И вот почему десять лет спустя, стоя перед алтарем рядом с Коналлом Куинланом, я придержала язык и вонзила клинок ему в ногу. Чтобы он истекал кровью.
Глава 10
Рыжая дьяволица
Алессандро
Луч солнечного света пробивается сквозь темные бархатные шторы, каким-то образом попадая прямо мне в глаза. Я стону, переворачиваясь на шелковых простынях. Прохладная, роскошная ткань, которая раньше приносила мне счастье, теперь стала лишь ярким напоминанием о невероятной сексуальной жизни, которая у меня когда-то была.

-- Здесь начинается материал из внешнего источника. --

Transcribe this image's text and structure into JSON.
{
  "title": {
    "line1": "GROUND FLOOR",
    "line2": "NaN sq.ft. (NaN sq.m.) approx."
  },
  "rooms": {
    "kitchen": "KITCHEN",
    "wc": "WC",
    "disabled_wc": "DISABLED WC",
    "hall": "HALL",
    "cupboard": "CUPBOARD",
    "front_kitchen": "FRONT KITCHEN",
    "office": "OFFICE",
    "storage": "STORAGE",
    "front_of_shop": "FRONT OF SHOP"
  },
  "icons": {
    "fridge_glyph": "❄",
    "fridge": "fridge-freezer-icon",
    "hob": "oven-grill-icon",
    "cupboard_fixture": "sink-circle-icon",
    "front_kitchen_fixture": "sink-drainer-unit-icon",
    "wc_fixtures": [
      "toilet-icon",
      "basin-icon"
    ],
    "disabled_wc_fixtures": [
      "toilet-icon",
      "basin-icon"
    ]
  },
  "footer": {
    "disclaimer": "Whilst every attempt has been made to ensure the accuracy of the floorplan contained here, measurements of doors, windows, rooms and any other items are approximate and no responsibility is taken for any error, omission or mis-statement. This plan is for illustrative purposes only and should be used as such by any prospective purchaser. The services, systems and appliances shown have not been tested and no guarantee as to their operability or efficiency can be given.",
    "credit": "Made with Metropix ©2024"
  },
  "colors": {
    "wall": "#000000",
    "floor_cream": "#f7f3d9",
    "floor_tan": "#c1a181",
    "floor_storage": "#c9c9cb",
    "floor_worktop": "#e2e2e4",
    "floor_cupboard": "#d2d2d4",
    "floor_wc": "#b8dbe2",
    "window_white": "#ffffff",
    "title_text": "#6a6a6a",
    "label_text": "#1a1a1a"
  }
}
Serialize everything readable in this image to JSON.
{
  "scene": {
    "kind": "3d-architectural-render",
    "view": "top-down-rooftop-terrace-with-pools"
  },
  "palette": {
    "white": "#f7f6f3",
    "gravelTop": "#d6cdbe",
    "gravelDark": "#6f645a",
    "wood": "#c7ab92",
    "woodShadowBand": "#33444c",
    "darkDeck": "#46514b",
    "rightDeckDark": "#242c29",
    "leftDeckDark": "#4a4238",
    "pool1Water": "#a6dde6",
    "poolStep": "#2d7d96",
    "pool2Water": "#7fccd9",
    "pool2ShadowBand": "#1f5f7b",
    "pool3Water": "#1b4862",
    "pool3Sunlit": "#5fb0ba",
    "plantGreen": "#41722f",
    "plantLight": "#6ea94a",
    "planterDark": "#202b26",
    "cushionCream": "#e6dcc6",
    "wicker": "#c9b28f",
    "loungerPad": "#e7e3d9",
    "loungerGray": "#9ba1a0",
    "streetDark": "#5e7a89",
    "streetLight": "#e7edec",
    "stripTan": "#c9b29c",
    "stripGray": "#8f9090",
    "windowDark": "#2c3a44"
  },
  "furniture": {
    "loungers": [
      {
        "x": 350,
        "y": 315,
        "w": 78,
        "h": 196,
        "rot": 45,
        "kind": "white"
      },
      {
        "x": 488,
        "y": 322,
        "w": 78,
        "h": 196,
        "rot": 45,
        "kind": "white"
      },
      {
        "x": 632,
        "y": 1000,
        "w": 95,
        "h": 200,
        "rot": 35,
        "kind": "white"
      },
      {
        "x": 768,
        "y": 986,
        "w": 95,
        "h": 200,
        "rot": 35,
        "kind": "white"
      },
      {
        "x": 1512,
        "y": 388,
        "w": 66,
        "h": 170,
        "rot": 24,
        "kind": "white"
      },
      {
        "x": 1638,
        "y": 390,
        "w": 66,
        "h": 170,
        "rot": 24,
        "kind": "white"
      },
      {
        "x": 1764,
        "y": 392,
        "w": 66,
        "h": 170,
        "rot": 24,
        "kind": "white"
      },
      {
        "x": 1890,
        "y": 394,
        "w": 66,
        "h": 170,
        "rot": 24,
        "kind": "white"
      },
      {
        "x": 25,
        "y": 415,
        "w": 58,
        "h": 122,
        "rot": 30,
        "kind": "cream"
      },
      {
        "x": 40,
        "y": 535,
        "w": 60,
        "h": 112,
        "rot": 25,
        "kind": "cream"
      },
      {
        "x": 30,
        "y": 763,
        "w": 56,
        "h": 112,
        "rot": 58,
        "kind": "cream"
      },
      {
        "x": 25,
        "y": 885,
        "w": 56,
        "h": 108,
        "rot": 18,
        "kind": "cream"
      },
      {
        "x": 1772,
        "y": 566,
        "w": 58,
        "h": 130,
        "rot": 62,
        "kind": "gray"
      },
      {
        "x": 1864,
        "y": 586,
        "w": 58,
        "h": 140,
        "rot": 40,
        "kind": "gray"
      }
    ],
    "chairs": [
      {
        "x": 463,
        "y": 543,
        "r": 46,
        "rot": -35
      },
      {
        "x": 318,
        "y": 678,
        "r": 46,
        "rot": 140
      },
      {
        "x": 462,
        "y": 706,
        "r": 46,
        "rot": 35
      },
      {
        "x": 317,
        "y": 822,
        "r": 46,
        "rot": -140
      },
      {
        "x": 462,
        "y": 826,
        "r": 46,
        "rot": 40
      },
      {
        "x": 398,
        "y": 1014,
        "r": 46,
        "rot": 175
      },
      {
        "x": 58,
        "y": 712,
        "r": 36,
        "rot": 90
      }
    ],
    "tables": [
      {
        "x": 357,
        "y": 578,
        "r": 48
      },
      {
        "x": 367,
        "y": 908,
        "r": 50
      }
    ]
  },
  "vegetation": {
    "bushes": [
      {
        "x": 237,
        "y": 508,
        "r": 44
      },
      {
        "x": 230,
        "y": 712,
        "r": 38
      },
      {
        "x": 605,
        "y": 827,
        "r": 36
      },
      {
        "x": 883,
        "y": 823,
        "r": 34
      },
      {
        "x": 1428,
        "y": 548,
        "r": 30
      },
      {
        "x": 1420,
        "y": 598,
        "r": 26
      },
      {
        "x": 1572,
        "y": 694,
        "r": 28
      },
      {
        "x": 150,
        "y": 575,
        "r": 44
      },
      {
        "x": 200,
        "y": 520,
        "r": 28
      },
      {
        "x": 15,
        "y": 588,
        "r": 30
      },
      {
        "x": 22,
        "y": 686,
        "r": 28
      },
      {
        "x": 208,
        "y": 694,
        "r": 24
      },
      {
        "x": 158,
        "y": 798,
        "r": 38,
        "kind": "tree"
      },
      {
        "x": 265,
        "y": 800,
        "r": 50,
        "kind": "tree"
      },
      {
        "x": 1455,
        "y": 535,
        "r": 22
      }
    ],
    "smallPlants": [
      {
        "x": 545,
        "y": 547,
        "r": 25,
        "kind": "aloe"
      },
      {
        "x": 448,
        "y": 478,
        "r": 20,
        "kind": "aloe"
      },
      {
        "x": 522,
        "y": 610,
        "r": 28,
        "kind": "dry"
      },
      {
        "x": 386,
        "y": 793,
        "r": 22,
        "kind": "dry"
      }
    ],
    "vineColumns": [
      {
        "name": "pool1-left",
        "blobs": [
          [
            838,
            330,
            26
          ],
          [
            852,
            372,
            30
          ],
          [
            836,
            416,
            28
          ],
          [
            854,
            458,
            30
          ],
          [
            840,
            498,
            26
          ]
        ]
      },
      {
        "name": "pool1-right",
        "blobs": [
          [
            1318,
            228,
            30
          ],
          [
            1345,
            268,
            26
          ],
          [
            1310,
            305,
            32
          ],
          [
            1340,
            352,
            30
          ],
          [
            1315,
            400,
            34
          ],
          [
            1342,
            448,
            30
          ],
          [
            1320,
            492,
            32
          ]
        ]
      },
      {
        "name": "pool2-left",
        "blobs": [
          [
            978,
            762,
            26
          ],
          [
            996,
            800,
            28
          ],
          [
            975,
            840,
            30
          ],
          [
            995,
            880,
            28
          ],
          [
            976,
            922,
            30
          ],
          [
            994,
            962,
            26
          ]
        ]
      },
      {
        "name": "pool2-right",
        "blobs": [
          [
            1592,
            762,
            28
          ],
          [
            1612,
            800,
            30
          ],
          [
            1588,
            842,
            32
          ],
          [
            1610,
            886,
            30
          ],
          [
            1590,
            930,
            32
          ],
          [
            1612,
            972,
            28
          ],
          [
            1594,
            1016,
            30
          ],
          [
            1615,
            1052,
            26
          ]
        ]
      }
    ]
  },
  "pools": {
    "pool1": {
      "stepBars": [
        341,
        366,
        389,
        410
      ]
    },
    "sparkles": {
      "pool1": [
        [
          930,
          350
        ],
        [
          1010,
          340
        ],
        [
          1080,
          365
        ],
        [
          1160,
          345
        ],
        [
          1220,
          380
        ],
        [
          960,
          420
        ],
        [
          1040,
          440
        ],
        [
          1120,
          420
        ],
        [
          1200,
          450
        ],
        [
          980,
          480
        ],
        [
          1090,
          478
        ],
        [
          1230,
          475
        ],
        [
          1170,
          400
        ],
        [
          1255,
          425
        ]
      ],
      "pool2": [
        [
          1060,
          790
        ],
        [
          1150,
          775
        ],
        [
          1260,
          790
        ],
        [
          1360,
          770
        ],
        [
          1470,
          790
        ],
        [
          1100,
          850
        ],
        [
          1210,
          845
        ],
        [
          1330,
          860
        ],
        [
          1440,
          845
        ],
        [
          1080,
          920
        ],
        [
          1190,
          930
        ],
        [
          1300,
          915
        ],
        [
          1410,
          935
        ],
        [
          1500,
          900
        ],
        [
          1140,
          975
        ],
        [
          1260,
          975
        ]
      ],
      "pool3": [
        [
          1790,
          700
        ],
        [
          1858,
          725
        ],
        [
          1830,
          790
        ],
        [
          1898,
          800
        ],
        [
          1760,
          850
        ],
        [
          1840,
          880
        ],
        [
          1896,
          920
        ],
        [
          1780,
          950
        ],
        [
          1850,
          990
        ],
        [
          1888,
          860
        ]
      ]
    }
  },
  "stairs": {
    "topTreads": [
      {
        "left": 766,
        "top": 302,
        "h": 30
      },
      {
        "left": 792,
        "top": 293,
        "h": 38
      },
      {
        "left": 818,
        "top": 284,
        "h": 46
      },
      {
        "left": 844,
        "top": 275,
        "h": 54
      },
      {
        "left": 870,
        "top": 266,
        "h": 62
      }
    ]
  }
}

Воспоминания о прошлой ночи наводняют мой разум, и теперь я не только зол, но и чертовски смущен. Как, черт возьми, я должен смотреть в глаза Рори после того, как она застукала меня с моим членом в руке?
Dio, если бы она знала, что я представлял, как вхожу в ее киску, когда сжимаю свой член, я бы никогда больше не смог встретиться с ней лицом к лицу. После всего лишь нескольких минут наедине с ней в ванной, когда она пыталась раздеть меня, легкое прикосновение ее пальцев, слабое прерывистое дыхание — каждая секунда этого навсегда врезалась в мою память. Эта язвительная рыжеволосая девушка была всем, о чем я мог думать прошлой ночью.
Я не мог поверить, что впервые за несколько месяцев у меня встал при виде настоящей женщины, а не дерьмового порно, которым я увлекался. Единственная из всех женщин… почему она?
Я должен быть счастлив. Это означало, что врачи были правы и физически с моим членом все в порядке. Все дело в психике.
Так как же, черт возьми, этот ленивый ублюдок воспрянул духом при виде этого вспыльчивого маленького лепрекона?
— Проснись и пой, ленивые кости! — Смежная дверь распахивается, как будто мои мысли вызвали ее, и ирландская дьяволица заполняет собой прихожую, ее улыбка слишком яркая для такого раннего утра.
— Черт возьми, Рори, — рычу я, надеясь, что она оставит меня в покое, если я буду достаточно большим засранцем. Я не спешу встречаться с ней после прошлой ночи. — Разве по ту сторону океана тебя не учили хорошим манерам? Здесь, в Америке, мы стучим, прежде чем войти в комнату. — Я швыряю в нее подушкой, прежде чем перекатиться на бок и прижать к голове еще одну пушистую подушку.
Краем глаза я замечаю, как она легко уворачивается от снаряда с пуховым оперением и подкрадывается ближе. — На моей стороне океана мы не ленивые придурки. Мы встаем с петухами, вместе со всеми остальными жителями фермы.
— А, теперь я понимаю, — ворчу я в подушку. — Ты выросла в сарае. Это многое объясняет.
Хихиканье раздвигает ее губы, и я не могу удержаться, чтобы не поднять голову, чтобы полностью уловить выражение ее абсолютного восторга. Она выглядит воплощением озорства, чистым хаосом, завернутым в нежную кожу и пылающие волосы, готовым утащить меня прямиком в ад и смеяться всю дорогу.